On the 26th anniversary of the Chernobyl disaster, construction began on the long-awaited secondary containment shelter - or "Ukritye" - that will surround the site's crumbling concrete "sarcophagus." From AFP on YouTube:
The Shelter Implementation Plan (SIP) proposed over a decade ago by a multinational consortium languished for years due to a lack of funding; recent major donations have prompted ground-breaking on the project that eventually will cost nearly $1B. From Neue Deutsche Welle:
Construction on the so-called New Safe Confinement is slated to finish in 2015 and the new shelter will allow experts to dismantle the reactor and clean up the radioactive waste still present. On April 26, 1986, an explosion at the nuclear reactor spewed radiation that winds carried over much of the northern hemisphere with Belarus, Ukraine and Russia bearing the brunt of the fallout. A so-called "sarcophagus" was built over the reactor, however, it has leaked radiation in recent years.
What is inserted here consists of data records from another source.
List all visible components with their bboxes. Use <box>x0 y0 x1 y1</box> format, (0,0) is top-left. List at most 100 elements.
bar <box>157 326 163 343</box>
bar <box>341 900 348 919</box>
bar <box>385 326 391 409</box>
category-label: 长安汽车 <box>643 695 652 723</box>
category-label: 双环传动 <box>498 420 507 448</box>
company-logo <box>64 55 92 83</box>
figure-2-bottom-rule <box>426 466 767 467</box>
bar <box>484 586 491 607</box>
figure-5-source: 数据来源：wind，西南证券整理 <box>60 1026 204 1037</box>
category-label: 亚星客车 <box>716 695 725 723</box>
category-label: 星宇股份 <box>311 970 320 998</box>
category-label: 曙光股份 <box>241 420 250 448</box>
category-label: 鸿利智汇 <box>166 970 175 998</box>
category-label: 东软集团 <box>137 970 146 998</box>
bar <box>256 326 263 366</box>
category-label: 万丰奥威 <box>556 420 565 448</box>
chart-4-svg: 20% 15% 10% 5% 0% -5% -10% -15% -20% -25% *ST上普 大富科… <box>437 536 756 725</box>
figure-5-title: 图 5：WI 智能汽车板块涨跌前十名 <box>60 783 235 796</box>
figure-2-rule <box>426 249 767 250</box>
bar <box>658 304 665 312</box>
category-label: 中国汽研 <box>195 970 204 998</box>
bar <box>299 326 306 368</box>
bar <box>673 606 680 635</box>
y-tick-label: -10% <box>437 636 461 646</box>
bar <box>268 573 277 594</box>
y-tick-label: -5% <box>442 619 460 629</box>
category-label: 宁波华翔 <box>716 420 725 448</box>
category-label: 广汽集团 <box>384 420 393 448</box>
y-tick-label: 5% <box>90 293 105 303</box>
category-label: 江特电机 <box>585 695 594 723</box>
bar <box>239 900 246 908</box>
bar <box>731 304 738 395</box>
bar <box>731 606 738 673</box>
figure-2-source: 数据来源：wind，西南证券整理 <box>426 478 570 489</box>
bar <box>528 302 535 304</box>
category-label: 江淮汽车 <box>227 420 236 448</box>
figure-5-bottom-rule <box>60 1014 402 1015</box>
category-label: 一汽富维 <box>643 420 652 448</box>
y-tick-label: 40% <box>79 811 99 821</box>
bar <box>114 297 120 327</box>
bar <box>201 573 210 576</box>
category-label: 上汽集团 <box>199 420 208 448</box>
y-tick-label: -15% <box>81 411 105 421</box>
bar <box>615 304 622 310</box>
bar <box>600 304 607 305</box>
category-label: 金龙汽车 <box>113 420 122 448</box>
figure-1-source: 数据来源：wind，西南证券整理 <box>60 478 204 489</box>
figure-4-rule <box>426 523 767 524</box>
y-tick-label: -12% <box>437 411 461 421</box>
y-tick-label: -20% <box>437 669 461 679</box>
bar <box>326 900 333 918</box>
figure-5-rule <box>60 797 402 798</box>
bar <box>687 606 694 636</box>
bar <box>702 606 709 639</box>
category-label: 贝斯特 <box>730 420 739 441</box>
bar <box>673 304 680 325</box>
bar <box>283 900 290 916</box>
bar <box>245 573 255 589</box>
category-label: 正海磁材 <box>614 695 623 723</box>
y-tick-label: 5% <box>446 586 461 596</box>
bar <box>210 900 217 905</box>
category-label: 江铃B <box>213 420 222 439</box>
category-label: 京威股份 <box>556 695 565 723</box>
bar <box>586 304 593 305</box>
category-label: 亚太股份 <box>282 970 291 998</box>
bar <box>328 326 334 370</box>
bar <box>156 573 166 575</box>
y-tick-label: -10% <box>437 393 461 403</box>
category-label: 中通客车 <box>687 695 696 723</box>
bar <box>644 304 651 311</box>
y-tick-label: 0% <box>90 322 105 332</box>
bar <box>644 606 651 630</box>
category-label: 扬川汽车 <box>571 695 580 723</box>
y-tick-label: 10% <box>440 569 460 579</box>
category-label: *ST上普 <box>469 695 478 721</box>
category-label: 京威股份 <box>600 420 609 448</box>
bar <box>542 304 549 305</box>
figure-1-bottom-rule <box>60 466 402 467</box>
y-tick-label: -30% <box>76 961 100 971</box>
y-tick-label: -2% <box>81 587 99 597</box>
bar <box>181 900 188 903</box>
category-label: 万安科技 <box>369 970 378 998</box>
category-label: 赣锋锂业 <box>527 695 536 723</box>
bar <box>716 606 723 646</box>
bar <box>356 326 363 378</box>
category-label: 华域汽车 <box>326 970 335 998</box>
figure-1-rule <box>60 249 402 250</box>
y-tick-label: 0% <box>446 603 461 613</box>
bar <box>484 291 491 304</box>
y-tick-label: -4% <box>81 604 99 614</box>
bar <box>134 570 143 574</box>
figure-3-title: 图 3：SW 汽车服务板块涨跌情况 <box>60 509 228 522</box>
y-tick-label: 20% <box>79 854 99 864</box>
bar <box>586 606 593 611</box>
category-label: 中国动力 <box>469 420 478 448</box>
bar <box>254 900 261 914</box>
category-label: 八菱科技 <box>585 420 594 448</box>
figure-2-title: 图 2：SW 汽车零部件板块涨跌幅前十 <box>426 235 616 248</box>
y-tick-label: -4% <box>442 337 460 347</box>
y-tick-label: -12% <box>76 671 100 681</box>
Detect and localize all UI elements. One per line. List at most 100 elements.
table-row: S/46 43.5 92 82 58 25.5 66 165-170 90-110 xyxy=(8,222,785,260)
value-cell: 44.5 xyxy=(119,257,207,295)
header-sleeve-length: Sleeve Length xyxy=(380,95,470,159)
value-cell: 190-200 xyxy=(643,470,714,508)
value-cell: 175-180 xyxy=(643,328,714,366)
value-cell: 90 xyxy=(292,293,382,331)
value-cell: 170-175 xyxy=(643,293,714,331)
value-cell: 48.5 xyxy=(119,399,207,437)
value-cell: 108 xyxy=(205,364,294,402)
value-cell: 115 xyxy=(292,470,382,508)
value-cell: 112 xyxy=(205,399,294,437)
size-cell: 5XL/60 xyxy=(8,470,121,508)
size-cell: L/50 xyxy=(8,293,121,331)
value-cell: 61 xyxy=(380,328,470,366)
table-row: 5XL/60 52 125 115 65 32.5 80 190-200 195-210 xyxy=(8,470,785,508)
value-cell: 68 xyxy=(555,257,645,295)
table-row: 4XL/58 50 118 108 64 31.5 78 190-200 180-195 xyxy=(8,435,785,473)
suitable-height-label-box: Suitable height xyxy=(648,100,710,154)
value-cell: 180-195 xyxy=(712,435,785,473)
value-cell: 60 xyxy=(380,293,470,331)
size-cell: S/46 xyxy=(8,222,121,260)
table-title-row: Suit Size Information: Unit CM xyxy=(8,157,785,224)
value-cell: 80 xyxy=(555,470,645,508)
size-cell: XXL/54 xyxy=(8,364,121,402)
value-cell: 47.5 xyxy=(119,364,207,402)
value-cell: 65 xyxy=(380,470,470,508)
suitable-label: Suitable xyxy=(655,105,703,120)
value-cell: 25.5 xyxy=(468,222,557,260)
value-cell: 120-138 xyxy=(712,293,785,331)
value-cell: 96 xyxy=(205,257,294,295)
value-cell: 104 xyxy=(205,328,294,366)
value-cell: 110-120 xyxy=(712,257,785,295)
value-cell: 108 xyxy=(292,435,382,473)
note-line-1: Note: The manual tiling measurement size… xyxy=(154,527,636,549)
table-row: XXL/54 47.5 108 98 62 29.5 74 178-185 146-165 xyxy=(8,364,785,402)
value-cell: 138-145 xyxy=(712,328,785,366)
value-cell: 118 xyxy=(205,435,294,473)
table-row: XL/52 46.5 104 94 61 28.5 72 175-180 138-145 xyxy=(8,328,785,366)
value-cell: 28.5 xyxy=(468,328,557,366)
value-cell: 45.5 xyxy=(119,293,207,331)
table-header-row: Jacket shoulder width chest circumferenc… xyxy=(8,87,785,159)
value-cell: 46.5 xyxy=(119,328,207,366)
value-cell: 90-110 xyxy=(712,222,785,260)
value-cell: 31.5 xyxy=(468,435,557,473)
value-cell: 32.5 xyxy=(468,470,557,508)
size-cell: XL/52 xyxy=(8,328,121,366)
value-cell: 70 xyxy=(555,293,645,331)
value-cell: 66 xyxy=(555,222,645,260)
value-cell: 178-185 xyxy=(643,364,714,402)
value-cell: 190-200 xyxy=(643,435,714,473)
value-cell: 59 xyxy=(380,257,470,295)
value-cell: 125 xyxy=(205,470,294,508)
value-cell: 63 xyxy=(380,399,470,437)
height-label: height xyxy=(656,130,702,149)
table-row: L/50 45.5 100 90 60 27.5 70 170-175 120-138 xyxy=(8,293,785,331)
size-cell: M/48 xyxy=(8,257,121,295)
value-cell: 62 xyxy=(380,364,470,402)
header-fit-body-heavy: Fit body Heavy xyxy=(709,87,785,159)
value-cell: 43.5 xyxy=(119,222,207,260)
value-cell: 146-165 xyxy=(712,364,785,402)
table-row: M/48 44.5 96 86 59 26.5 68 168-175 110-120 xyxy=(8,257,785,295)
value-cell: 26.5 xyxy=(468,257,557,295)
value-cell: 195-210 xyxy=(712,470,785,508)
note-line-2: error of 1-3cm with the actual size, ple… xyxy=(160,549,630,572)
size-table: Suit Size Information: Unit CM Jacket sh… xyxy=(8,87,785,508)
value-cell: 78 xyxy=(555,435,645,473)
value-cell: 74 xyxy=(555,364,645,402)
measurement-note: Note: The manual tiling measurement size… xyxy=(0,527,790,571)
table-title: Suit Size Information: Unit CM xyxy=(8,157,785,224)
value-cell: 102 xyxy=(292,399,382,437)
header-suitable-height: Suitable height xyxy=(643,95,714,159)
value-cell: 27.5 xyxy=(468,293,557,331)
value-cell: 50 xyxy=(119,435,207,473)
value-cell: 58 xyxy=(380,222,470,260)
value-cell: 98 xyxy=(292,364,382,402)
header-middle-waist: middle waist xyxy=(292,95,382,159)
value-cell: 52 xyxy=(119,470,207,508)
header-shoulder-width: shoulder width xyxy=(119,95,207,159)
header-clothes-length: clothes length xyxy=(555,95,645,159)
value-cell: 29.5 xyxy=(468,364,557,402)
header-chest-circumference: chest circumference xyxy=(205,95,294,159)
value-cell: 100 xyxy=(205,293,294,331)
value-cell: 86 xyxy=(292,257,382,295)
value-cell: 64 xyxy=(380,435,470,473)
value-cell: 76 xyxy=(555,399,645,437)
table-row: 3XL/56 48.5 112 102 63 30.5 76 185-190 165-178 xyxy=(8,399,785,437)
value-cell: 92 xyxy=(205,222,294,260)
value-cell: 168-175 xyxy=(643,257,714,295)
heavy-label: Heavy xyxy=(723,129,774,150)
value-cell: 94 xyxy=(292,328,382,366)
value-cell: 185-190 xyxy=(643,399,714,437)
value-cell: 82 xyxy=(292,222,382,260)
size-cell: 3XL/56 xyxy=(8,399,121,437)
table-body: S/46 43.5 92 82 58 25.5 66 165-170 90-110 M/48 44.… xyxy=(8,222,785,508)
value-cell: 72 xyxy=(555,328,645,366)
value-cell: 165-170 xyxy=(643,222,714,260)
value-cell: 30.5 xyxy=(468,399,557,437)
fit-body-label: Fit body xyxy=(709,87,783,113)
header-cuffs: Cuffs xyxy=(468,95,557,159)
Donors pledged 740 million euros ($980 million) to build the new, permanent containment barrier and a nuclear fuel waste facility.A new web resource on the Chernobyl disaster that purports to "[Publish] independent scientifically validated information about the consequences of Chernobyl disaster" can be found at the European Center of Technological Safety (TESEC):
This accident has been used, and is still used, as one of the key element of public mistrust "vis a vis" both the political and the scientific communities. The scale of the material losses and the financial cost of mitigating the consequences of the Chernobyl accident provide compelling evidence of the extremely high price of errors and shortcomings when ensuring the safety of nuclear power plants and of the need for strict compliance with international safety requirements during their design, construction and operation. The accident has convincingly demonstrated that the cost of ensuring the safety of nuclear facilities is significantly lower than that of dealing with accident consequences. Large-scale man-made accidents cause great social and economic damage to countries located in their area of influence. In the spirit of UN Convention on Access to Information, Public Participation in Decision-making and Access to Justice in Environmental Matters (Aarhus Convention) it has been decided to develop and deploy a international scientific network for dissemination and publishing in web site scientifically validated information about the consequences of Chernobyl disaster. The Aarhus Convention was negotiated by the United Nations Economic Commission for Europe as part of its pan-European environmental legal framework. It is generally intended to lift the veil of environmental secrecy and strengthen citizens' environmental rights. The Aarhus Convention aims to ensure that the public has access to this type of information and to prevent Governments from covering up environmental disasters. Web site is address to various categories of targets (public of different levels of education, decision-makers, scientists, associations, governmental authorities and concerned international organizations, etc.).